Все, что я видел, мысленно переселялось мною домой, я представлял, как бы это выглядело у нас, в России, как реагировали бы мои соотечественники. Это я не к тому, что пип-шоу – как раз то, чего не хватает в России, но есть вещи, на которых, как на пробном камне, проверяется культура. Известно русское отношение к сексу: внешне ханжеское, пуританское, лицемерное, а по сути грубое, точнее всего отражаемое матом. В этой двойственности и формируется ядро, внутри которого сохраняется сакральность интимных отношений. Именно благодаря сакральности, священности для русского менталитета полового акта, эта сакральность подвергается намеренно грубому, неловкому, почти подростковому размыванию при внутренней артикуляции и ханжеской, пуританской защите при внешней. Половая сфера для русского сознания священна и греховна одновременно, что сохраняет и накапливает в ней источник постоянного напряжения. Не случайно нормативный язык для определения сексуальных понятий в русской культуре так и не выработан: это либо научный, высокий стиль, либо намеренное снижение; точных определений нет и быть не может по причине невыговариваемости этих понятий, в силу их неартикулируемой значимости.
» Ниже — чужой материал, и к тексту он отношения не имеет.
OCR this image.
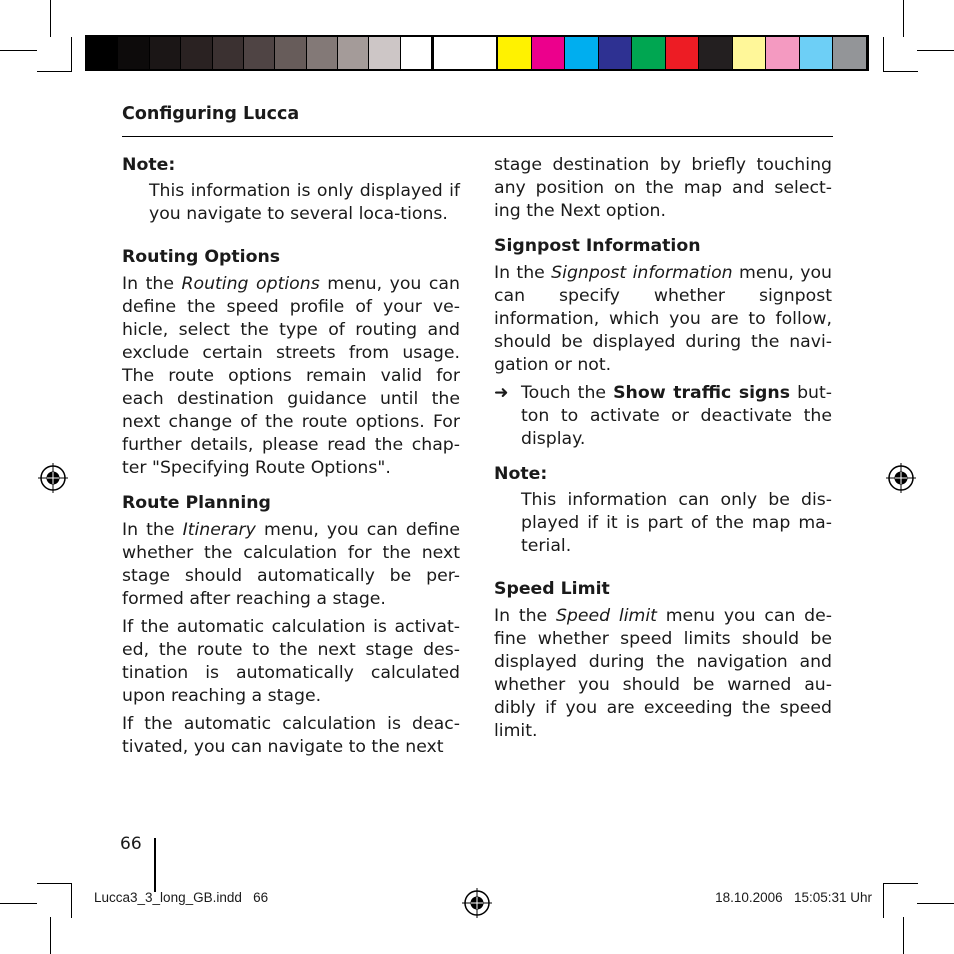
Configuring Lucca

Note:

This information is only displayed if you navigate to several loca-tions.

Routing Options

In the Routing options menu, you can define the speed profile of your ve-hicle, select the type of routing and exclude certain streets from usage. The route options remain valid for each destination guidance until the next change of the route options. For further details, please read the chap-ter "Specifying Route Options".

Route Planning

In the Itinerary menu, you can define whether the calculation for the next stage should automatically be per-formed after reaching a stage.

If the automatic calculation is activat-ed, the route to the next stage des-tination is automatically calculated upon reaching a stage.

If the automatic calculation is deac-tivated, you can navigate to the next

stage destination by briefly touching any position on the map and select-ing the Next option.

Signpost Information

In the Signpost information menu, you can specify whether signpost information, which you are to follow, should be displayed during the navi-gation or not.

➜ Touch the Show traffic signs but-ton to activate or deactivate the display.

Note:

This information can only be dis-played if it is part of the map ma-terial.

Speed Limit

In the Speed limit menu you can de-fine whether speed limits should be displayed during the navigation and whether you should be warned au-dibly if you are exceeding the speed limit.

66
Lucca3_3_long_GB.indd   66	18.10.2006   15:05:31 Uhr
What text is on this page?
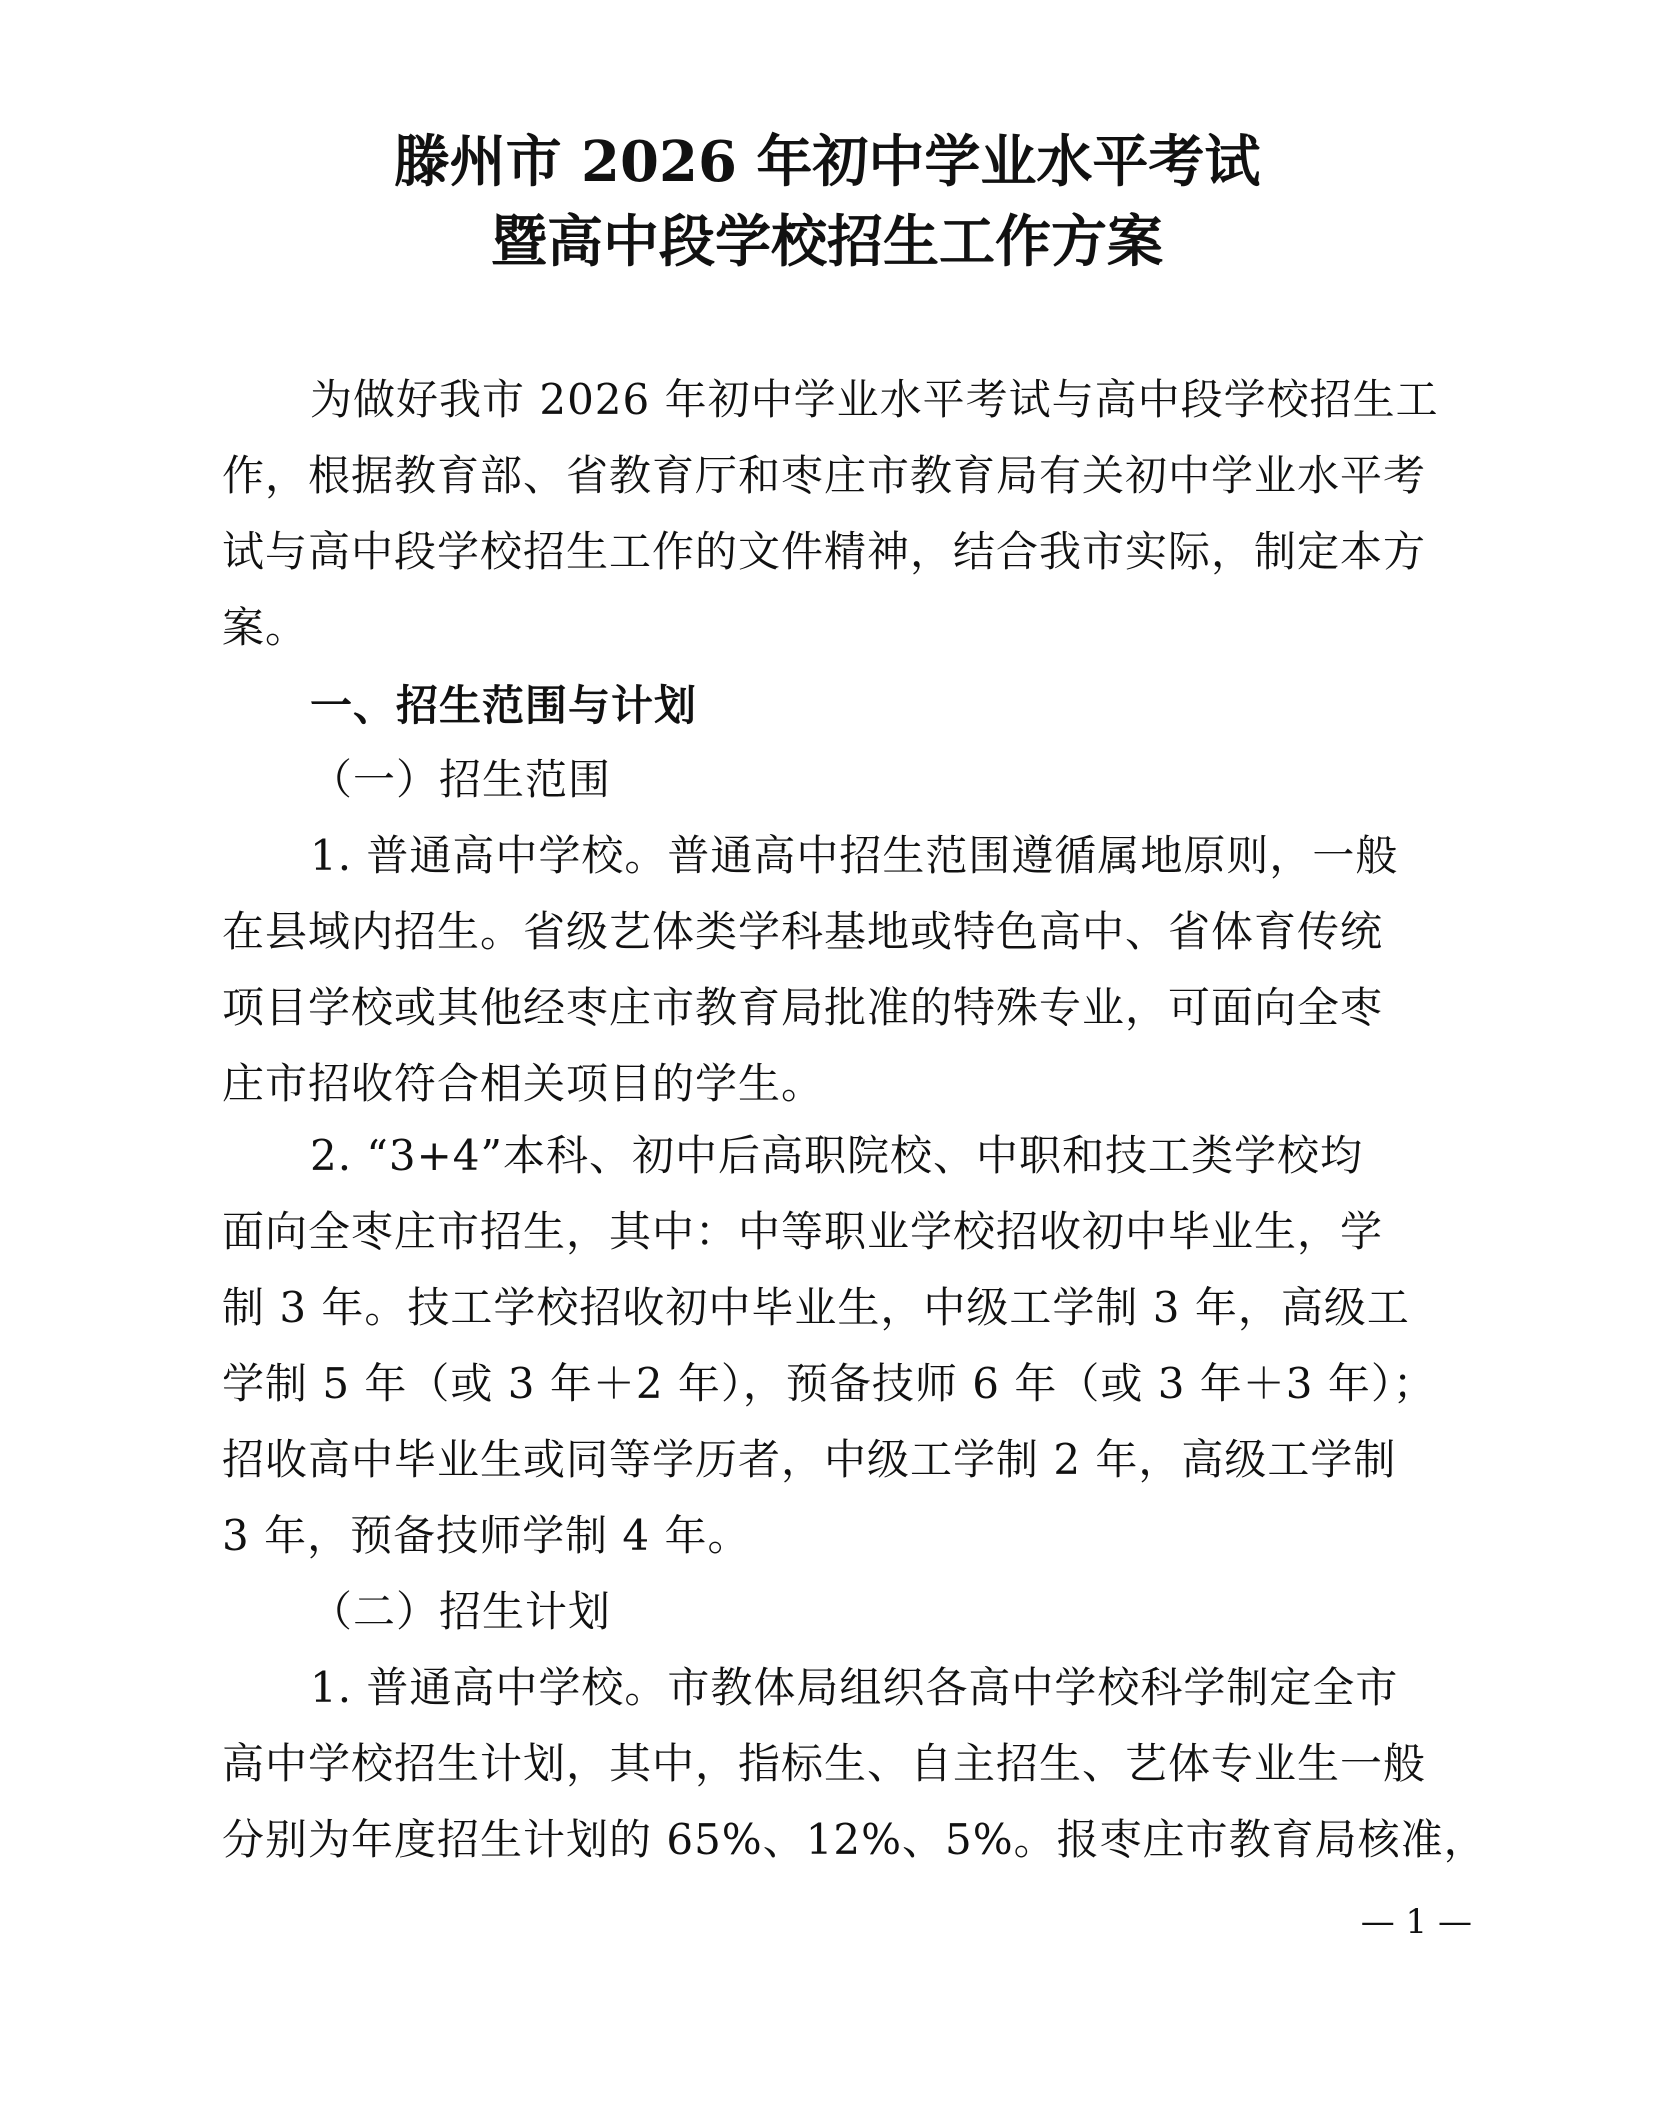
滕州市 2026 年初中学业水平考试
暨高中段学校招生工作方案
为做好我市 2026 年初中学业水平考试与高中段学校招生工
作，根据教育部、省教育厅和枣庄市教育局有关初中学业水平考
试与高中段学校招生工作的文件精神，结合我市实际，制定本方
案。
一、招生范围与计划
（一）招生范围
1. 普通高中学校。普通高中招生范围遵循属地原则，一般
在县域内招生。省级艺体类学科基地或特色高中、省体育传统
项目学校或其他经枣庄市教育局批准的特殊专业，可面向全枣
庄市招收符合相关项目的学生。
2. “3+4”本科、初中后高职院校、中职和技工类学校均
面向全枣庄市招生，其中：中等职业学校招收初中毕业生，学
制 3 年。技工学校招收初中毕业生，中级工学制 3 年，高级工
学制 5 年（或 3 年＋2 年），预备技师 6 年（或 3 年＋3 年）；
招收高中毕业生或同等学历者，中级工学制 2 年，高级工学制
3 年，预备技师学制 4 年。
（二）招生计划
1. 普通高中学校。市教体局组织各高中学校科学制定全市
高中学校招生计划，其中，指标生、自主招生、艺体专业生一般
分别为年度招生计划的 65%、12%、5%。报枣庄市教育局核准，
— 1 —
По сравнению с русским, юным, подростковым отношением к половым проблемам западное отношение куда более взрослое, установившееся, усталое, рациональное, точное. Большая сексуальная открытость, откровенность может быть истолкована поэтому и как необходимое взбадривание старческой сексуальности, в то время как русская страстность в таком взбадривании не нуждается. Западный секс более изощренный, спокойный, взвешенный; русские любовные отношения неловки, грубоваты, насмешливы. На Западе все имеет свое место и время, подчиненное писаным и неписаным законам. В России большинство законов и правил как будто для того и существуют, чтобы их нарушать, обходить, обманывать. Это, конечно, касается не только сексуальной области взаимоотношений, но и понятия свободы и свободного поведения.
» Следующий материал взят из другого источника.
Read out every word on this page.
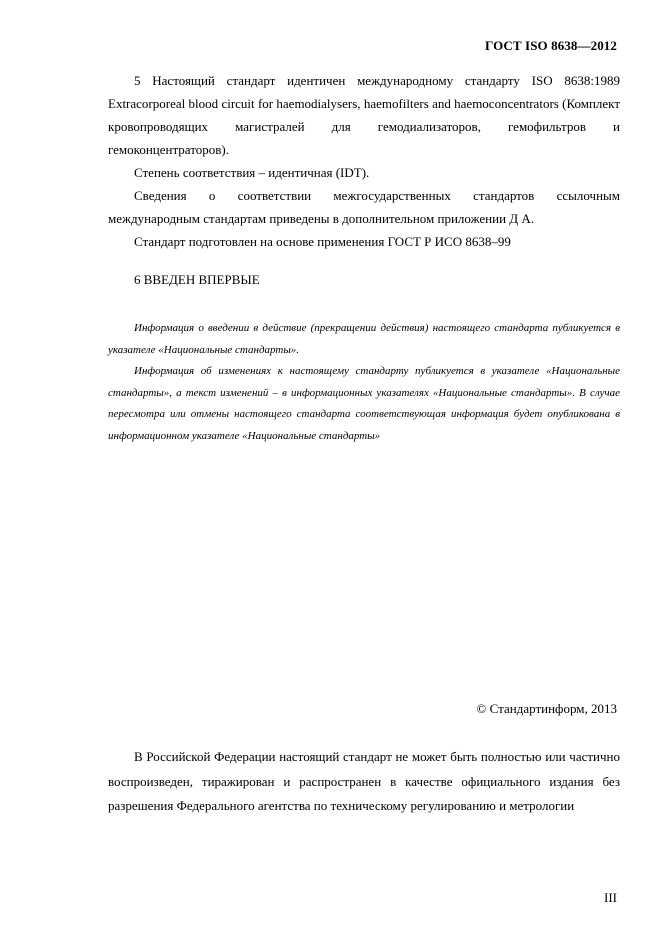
ГОСТ ISO 8638—2012

5 Настоящий стандарт идентичен международному стандарту ISO 8638:1989 Extracorporeal blood circuit for haemodialysers, haemofilters and haemoconcentrators (Комплект кровопроводящих магистралей для гемодиализаторов, гемофильтров и гемоконцентраторов).

Степень соответствия – идентичная (IDT).

Сведения о соответствии межгосударственных стандартов ссылочным международным стандартам приведены в дополнительном приложении Д А.

Стандарт подготовлен на основе применения ГОСТ Р ИСО 8638–99

6 ВВЕДЕН ВПЕРВЫЕ

Информация о введении в действие (прекращении действия) настоящего стандарта публикуется в указателе «Национальные стандарты».

Информация об изменениях к настоящему стандарту публикуется в указателе «Национальные стандарты», а текст изменений – в информационных указателях «Национальные стандарты». В случае пересмотра или отмены настоящего стандарта соответствующая информация будет опубликована в информационном указателе «Национальные стандарты»

© Стандартинформ, 2013

В Российской Федерации настоящий стандарт не может быть полностью или частично воспроизведен, тиражирован и распространен в качестве официального издания без разрешения Федерального агентства по техническому регулированию и метрологии

III
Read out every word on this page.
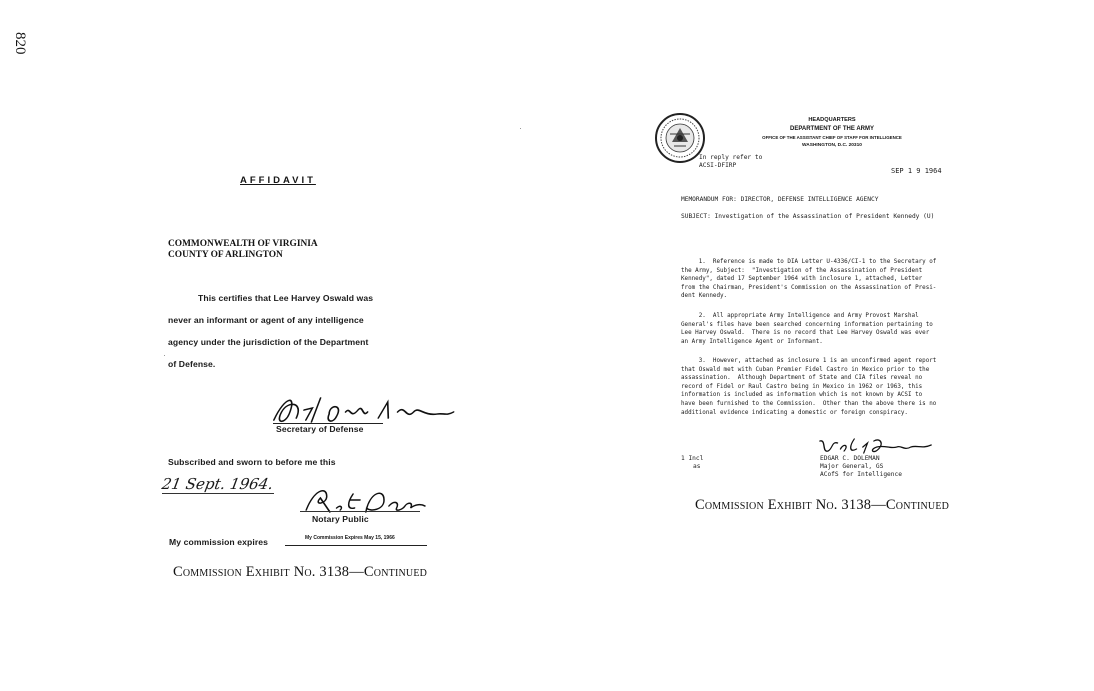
820
AFFIDAVIT
COMMONWEALTH OF VIRGINIA
COUNTY OF ARLINGTON
This certifies that Lee Harvey Oswald was
never an informant or agent of any intelligence
agency under the jurisdiction of the Department
of Defense.
Secretary of Defense
Subscribed and sworn to before me this
21 Sept. 1964.
Notary Public
My commission expires	My Commission Expires May 15, 1966
Commission Exhibit No. 3138—Continued
HEADQUARTERS
DEPARTMENT OF THE ARMY
OFFICE OF THE ASSISTANT CHIEF OF STAFF FOR INTELLIGENCE
WASHINGTON, D.C. 20310
In reply refer to
ACSI-DFIRP
SEP 1 9 1964
MEMORANDUM FOR: DIRECTOR, DEFENSE INTELLIGENCE AGENCY
SUBJECT: Investigation of the Assassination of President Kennedy (U)
1.  Reference is made to DIA Letter U-4336/CI-1 to the Secretary of
the Army, Subject:  "Investigation of the Assassination of President
Kennedy", dated 17 September 1964 with inclosure 1, attached, Letter
from the Chairman, President's Commission on the Assassination of Presi-
dent Kennedy.
2.  All appropriate Army Intelligence and Army Provost Marshal
General's files have been searched concerning information pertaining to
Lee Harvey Oswald.  There is no record that Lee Harvey Oswald was ever
an Army Intelligence Agent or Informant.
3.  However, attached as inclosure 1 is an unconfirmed agent report
that Oswald met with Cuban Premier Fidel Castro in Mexico prior to the
assassination.  Although Department of State and CIA files reveal no
record of Fidel or Raul Castro being in Mexico in 1962 or 1963, this
information is included as information which is not known by ACSI to
have been furnished to the Commission.  Other than the above there is no
additional evidence indicating a domestic or foreign conspiracy.
1 Incl
as
EDGAR C. DOLEMAN
Major General, GS
ACofS for Intelligence
Commission Exhibit No. 3138—Continued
Свобода в России и на Западе при более внимательном рассмотрении – это совершенно разные понятия. На Западе свобода – это свобода внутри закона, в России свобода – вне закона. Для западного правосознания русские несвободны, потому что их законы предоставляют возможности для свободного существования, а для русского сознания западная жизнь несвободна, ибо западный гражданин – раб своей законопослушности. Западный свод законов – это Венеция: перемещаться можно только внутри каналов; русским синонимом свободы является воля, по Далю, «произвол действий, отсутствие неволи, насилования, принуждения». По Ушакову, «полная, ничем не сдерживаемая свобода в проявлении чувств, в действиях или поступках». То есть анархическая свобода.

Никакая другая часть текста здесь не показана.